Robert T. Lynch, P.E., Principal Collision Reconstruction Engineer
For multi-vehicle collisions, which often occur on limited access highways in poor weather / roadway conditions, the typical questions that are asked of the reconstructionist are which vehicles came in contact with each other and when?
The reconstruction engineer generally starts with evaluating the points of rest and damage to the vehicles. Then, any and all electronic data from the vehicles should be gathered and evaluated, including event data from the Airbag Control Module (ACM) of a passenger vehicle or the Electronic Control Module (ECM) of a commercial vehicle. DashCam and GPS data from commercial vehicles are also becoming more prevalent.

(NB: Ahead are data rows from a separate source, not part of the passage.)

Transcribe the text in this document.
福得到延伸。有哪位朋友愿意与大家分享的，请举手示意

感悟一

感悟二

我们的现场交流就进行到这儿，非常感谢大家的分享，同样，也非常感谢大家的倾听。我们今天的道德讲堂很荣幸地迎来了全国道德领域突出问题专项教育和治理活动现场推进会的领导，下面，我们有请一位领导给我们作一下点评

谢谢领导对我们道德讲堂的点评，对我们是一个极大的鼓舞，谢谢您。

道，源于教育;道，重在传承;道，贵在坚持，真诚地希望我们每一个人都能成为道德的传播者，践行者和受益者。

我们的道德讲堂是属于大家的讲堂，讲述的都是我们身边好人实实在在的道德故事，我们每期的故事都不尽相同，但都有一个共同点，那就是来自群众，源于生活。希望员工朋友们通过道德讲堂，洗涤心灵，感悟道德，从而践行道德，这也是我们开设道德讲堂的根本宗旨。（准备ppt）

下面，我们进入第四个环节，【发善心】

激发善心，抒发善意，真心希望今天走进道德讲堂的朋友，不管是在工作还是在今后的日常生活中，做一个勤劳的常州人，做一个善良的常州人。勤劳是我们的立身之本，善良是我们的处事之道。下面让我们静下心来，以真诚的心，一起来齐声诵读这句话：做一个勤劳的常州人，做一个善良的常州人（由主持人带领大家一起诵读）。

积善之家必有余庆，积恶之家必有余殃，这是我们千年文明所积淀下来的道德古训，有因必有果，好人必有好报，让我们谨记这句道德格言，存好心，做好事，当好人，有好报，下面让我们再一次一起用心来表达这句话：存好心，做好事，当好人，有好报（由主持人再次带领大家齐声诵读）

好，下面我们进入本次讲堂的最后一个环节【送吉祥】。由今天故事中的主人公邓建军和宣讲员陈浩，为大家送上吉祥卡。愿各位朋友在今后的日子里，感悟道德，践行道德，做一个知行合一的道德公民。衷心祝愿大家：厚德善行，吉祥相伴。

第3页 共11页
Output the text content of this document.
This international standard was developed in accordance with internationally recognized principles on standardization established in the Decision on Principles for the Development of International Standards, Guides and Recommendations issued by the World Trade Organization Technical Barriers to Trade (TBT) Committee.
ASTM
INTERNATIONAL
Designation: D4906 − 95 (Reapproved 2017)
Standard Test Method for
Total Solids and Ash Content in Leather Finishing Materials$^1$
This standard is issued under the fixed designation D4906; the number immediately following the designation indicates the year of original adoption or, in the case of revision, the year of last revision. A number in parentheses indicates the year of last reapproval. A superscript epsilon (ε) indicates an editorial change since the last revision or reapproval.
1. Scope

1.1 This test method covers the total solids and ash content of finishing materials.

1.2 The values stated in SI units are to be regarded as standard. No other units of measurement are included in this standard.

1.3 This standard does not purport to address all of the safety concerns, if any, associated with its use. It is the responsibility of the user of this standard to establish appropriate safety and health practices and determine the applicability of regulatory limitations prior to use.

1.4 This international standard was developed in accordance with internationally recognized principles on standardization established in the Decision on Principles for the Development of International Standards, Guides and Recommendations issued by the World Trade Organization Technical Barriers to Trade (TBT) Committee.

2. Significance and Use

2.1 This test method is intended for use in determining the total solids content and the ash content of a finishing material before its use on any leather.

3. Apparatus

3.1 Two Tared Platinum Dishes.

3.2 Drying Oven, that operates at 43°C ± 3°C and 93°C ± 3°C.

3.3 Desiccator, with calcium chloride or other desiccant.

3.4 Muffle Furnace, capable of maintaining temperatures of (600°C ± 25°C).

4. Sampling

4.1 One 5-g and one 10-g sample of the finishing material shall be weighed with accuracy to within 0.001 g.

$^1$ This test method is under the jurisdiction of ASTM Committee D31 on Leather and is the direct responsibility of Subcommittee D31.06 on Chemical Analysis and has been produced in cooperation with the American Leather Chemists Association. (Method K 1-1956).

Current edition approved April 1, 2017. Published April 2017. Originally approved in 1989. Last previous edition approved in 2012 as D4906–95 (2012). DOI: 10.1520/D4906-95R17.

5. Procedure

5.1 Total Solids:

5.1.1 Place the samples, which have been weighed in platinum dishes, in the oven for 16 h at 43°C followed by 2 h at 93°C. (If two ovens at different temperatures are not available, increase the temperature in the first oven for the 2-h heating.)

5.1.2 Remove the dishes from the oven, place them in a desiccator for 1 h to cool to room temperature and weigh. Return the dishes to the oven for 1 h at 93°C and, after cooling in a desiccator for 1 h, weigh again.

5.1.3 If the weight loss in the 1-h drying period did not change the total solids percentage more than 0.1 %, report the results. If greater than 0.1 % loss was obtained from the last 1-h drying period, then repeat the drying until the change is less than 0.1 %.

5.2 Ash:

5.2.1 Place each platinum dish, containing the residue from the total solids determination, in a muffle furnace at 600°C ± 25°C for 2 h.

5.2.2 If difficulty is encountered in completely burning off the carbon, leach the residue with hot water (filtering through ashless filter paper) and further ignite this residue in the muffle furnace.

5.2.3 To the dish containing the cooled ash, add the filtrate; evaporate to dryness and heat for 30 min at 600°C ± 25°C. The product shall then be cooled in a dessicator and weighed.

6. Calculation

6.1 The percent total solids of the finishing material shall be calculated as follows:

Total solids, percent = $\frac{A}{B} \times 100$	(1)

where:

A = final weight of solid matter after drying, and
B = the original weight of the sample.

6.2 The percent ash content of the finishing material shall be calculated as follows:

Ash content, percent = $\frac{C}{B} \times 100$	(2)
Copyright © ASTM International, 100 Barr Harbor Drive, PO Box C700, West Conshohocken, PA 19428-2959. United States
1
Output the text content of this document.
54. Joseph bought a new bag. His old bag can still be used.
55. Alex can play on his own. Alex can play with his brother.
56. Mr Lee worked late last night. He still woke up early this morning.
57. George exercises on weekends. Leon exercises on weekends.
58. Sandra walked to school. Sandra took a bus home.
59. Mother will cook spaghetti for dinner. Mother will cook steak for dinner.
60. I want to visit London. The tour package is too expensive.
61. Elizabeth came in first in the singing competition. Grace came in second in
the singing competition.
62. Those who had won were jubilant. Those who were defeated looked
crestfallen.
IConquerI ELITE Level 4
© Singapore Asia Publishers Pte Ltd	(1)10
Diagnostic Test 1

Even if a commercial vehicle is only equipped with a GPS tracker for basic fleet management purposes, instead of one that also records sudden deceleration data from a hard-brake or collision event, this information is still important to secure for the engineer to evaluate when that commercial vehicle arrived to the pile-up relative to the other vehicles. Specifically, electronic logs are tracked via GPS and store a data point at regular intervals or whenever a vehicle comes to rest (i.e.- after a collision). The time of the stop is recorded from a universal GPS clock. When multiple commercial vehicles with GPS data tracking are involved in the pile-up, this data can be evaluated to figure out the order that each vehicle arrived, as the time between the various GPS-based systems will be synced.